Netflix entered into the realm of live television over the weekend with “Selective Outrage,” a Chris Rock comedy special that streamed live on the service Saturday night. And after much hype — as well as controversy over some of Rock’s material — the special appears to have found the audience that the streamer was hoping for.
On Netflix’s latest weekly chart of the top 10 most-watched shows in the United States, “Selective Outrage” ranks No. 7; Netflix did not offer any specific data on the special’s viewership numbers. Although No. 7 for a highly-hyped event might sound a bit of a letdown, the chart tracks viewing over the week of February 27 to March 5. Rock’s special debuted via livestream on 7 p.m. PT/10 p.m. ET on March 4, meaning it managed to crack the list with a little over a day of viewing. In addition, Netflix measures viewership for their lists via hours watched, which heavily favors longer shows; as a comedy special, “Selective Outrage’s” total runtime amounts to a little over an hour.

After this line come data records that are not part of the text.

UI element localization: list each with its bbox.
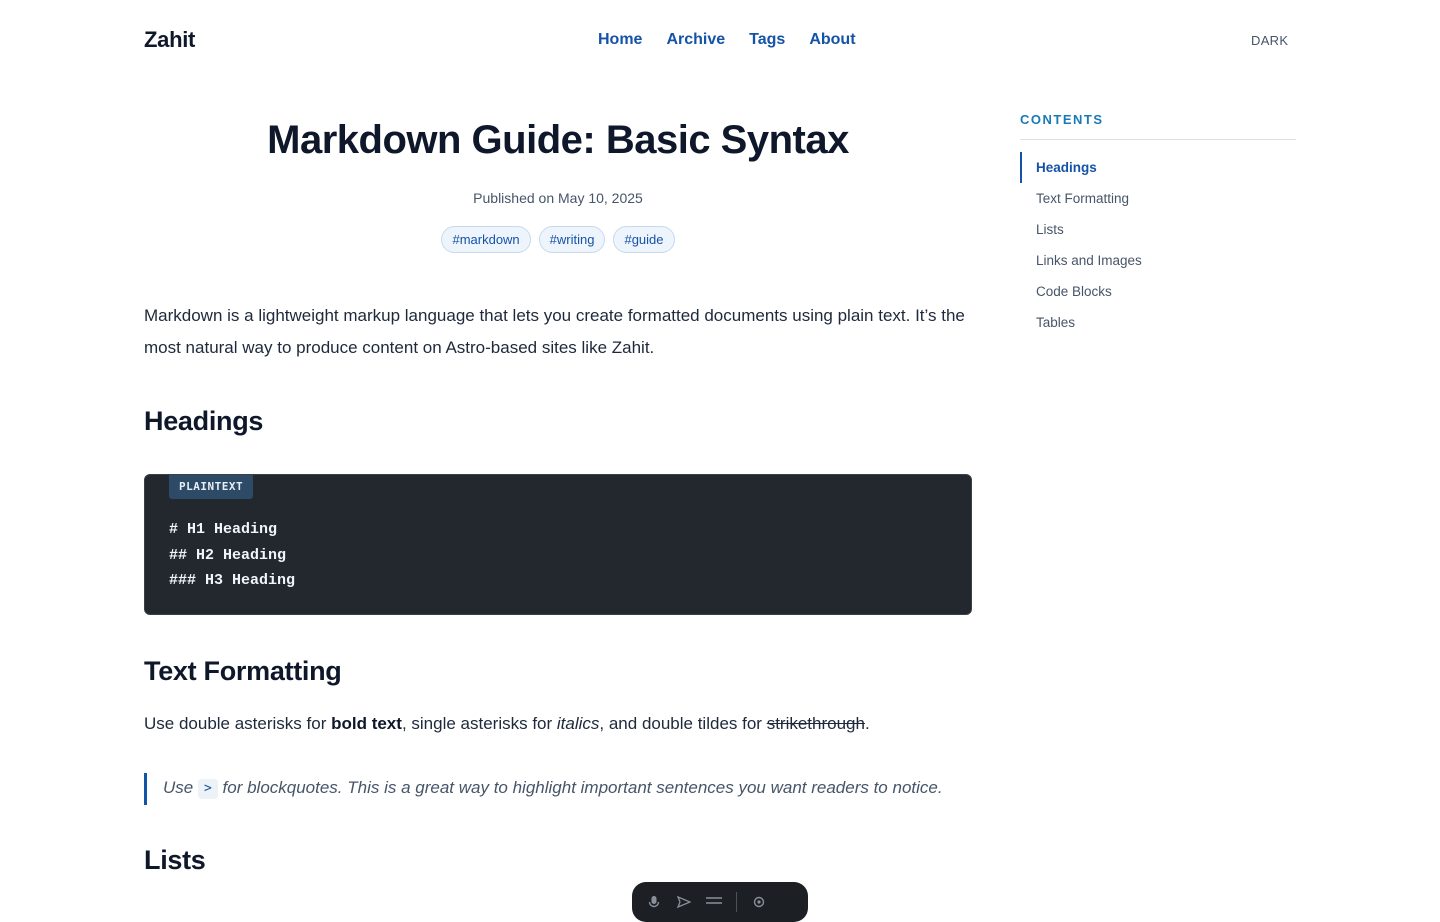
nav-archive-link[interactable]: Archive — [666, 31, 725, 49]
toc-list: Headings Text Formatting Lists Links and… — [1020, 152, 1296, 338]
blockquote-text: Use — [163, 778, 198, 797]
toc-item-lists[interactable]: Lists — [1020, 214, 1296, 245]
code-block: PLAINTEXT # H1 Heading ## H2 Heading ###… — [144, 474, 972, 615]
tag-writing[interactable]: #writing — [538, 226, 606, 253]
site-logo[interactable]: Zahit — [144, 27, 195, 53]
microphone-icon[interactable] — [646, 894, 662, 910]
theme-toggle-button[interactable]: DARK — [1251, 33, 1288, 48]
nav-about-link[interactable]: About — [809, 31, 855, 49]
tag-list: #markdown #writing #guide — [144, 226, 972, 253]
section-heading-text-formatting: Text Formatting — [144, 656, 342, 686]
settings-icon[interactable] — [751, 894, 767, 910]
toc-item-headings[interactable]: Headings — [1020, 152, 1296, 183]
code-content: # H1 Heading ## H2 Heading ### H3 Headin… — [169, 517, 295, 594]
floating-toolbar — [632, 882, 808, 922]
main-nav: Home Archive Tags About — [598, 31, 856, 49]
formatting-text: , and double tildes for — [599, 714, 767, 733]
formatting-text: Use double asterisks for — [144, 714, 332, 733]
toolbar-divider — [736, 892, 737, 912]
code-line: # H1 Heading — [169, 521, 278, 538]
tag-guide[interactable]: #guide — [613, 226, 675, 253]
table-of-contents: CONTENTS Headings Text Formatting Lists … — [1020, 112, 1296, 338]
section-heading-lists: Lists — [144, 845, 206, 875]
post-title: Markdown Guide: Basic Syntax — [267, 118, 849, 162]
formatting-text: . — [864, 714, 870, 733]
nav-home-link[interactable]: Home — [598, 31, 642, 49]
italic-example: italics — [556, 714, 600, 733]
intro-paragraph: Markdown is a lightweight markup languag… — [144, 306, 965, 357]
toc-item-code-blocks[interactable]: Code Blocks — [1020, 276, 1296, 307]
send-icon[interactable] — [676, 894, 692, 910]
tag-markdown[interactable]: #markdown — [441, 226, 531, 253]
nav-tags-link[interactable]: Tags — [749, 31, 785, 49]
toc-title: CONTENTS — [1020, 112, 1296, 140]
code-language-label: PLAINTEXT — [169, 475, 254, 499]
toc-item-text-formatting[interactable]: Text Formatting — [1020, 183, 1296, 214]
toc-item-links-and-images[interactable]: Links and Images — [1020, 245, 1296, 276]
bold-example: bold text — [331, 714, 402, 733]
blockquote-text: for blockquotes. This is a great way to … — [217, 778, 943, 797]
section-heading-headings: Headings — [144, 406, 264, 436]
code-line: ### H3 Heading — [169, 572, 296, 589]
formatting-text: , single asterisks for — [401, 714, 557, 733]
formatting-paragraph: Use double asterisks for bold text, sing… — [144, 710, 972, 738]
toc-item-tables[interactable]: Tables — [1020, 307, 1296, 338]
code-line: ## H2 Heading — [169, 546, 287, 564]
published-date: Published on May 10, 2025 — [473, 190, 643, 206]
menu-icon[interactable] — [706, 894, 722, 910]
strikethrough-example: strikethrough — [766, 714, 865, 733]
blockquote: Use > for blockquotes. This is a great w… — [144, 773, 972, 805]
site-header: Zahit Home Archive Tags About DARK — [0, 0, 1440, 82]
inline-code: > — [197, 779, 218, 799]
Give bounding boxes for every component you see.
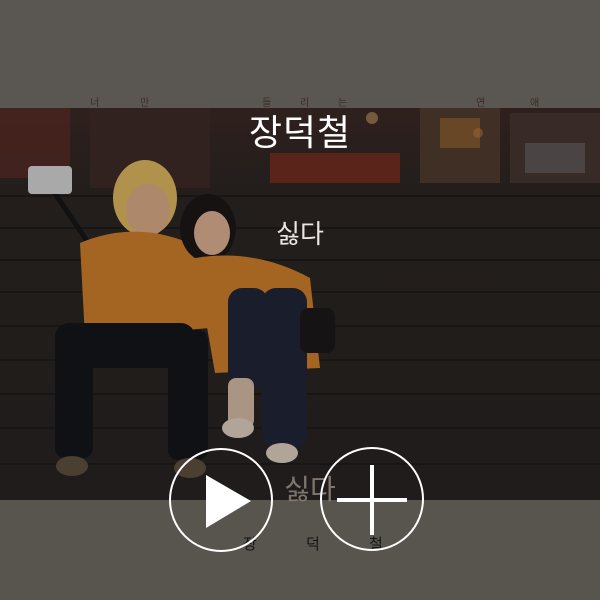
track-title: 싫다 bbox=[276, 220, 324, 250]
album-cover-artist: 장 덕 철 bbox=[0, 533, 600, 555]
album-photo-illustration bbox=[0, 108, 600, 500]
album-artwork bbox=[0, 108, 600, 500]
cover-artist-char: 덕 bbox=[306, 535, 320, 553]
add-to-playlist-button[interactable] bbox=[320, 447, 424, 551]
plus-icon bbox=[337, 465, 407, 535]
player-screen: 너 만 들 리 는 연 애 장덕철 싫다 싫다 장 덕 철 bbox=[0, 0, 600, 600]
artist-name: 장덕철 bbox=[248, 113, 352, 154]
play-icon bbox=[206, 475, 251, 528]
top-background bbox=[0, 0, 600, 108]
play-button[interactable] bbox=[169, 448, 273, 552]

Netflix did not release specific viewership numbers for “Selective Outrage” in advance. The streamer also did not state if the pre- and after- shows exclusive to the live “Selective Outrage” debut were counted towards its viewership totals.
“Selective Outrage” was announced by Netflix last November, as the streamer’s first ever live broadcast. Rock performed his set at Baltimore, Maryland’s Hippodrome Theatre, with the show appearing like any Netflix title available to be watched on the streamer’s interface. The pre-show and after-show were hosted at Los Angeles’ Comedy Store, with Ronny Chieng presenting the pre-show and David Spade and Dana Carvey presenting the after-show; Amy Schumer, Cedric the Entertainer, George Lopez, Ice-T, Jerry Seinfeld, Jimmy Fallon, Kevin Hart, Matthew McConaughey, Paul McCartney, Sarah Silverman, Tracy Morgan, Wanda Sykes, and Woody Harrelson, JB Smoove, and Kareem Abdul-Jabbar made appearances as special guests.
Despite attracting plenty of audience members, “Selective Outrage” received mixed reactions upon its premiere; IndieWire TV critic Ben Travers gave it a “C-” rating and wrote that the special “was in no way built to last. Half the jokes were obsolete before he finished saying them” and that its material “felt like top-of-mind observations, uninterested in deeper scrutiny or even overall cohesiveness.” The special also provoked reactions for some of Rock’s jokes at Smith over the much-talked about Oscars slap, which included claiming that he watched the star’s slavery drama “Emancipation” “just to see him get whooped.”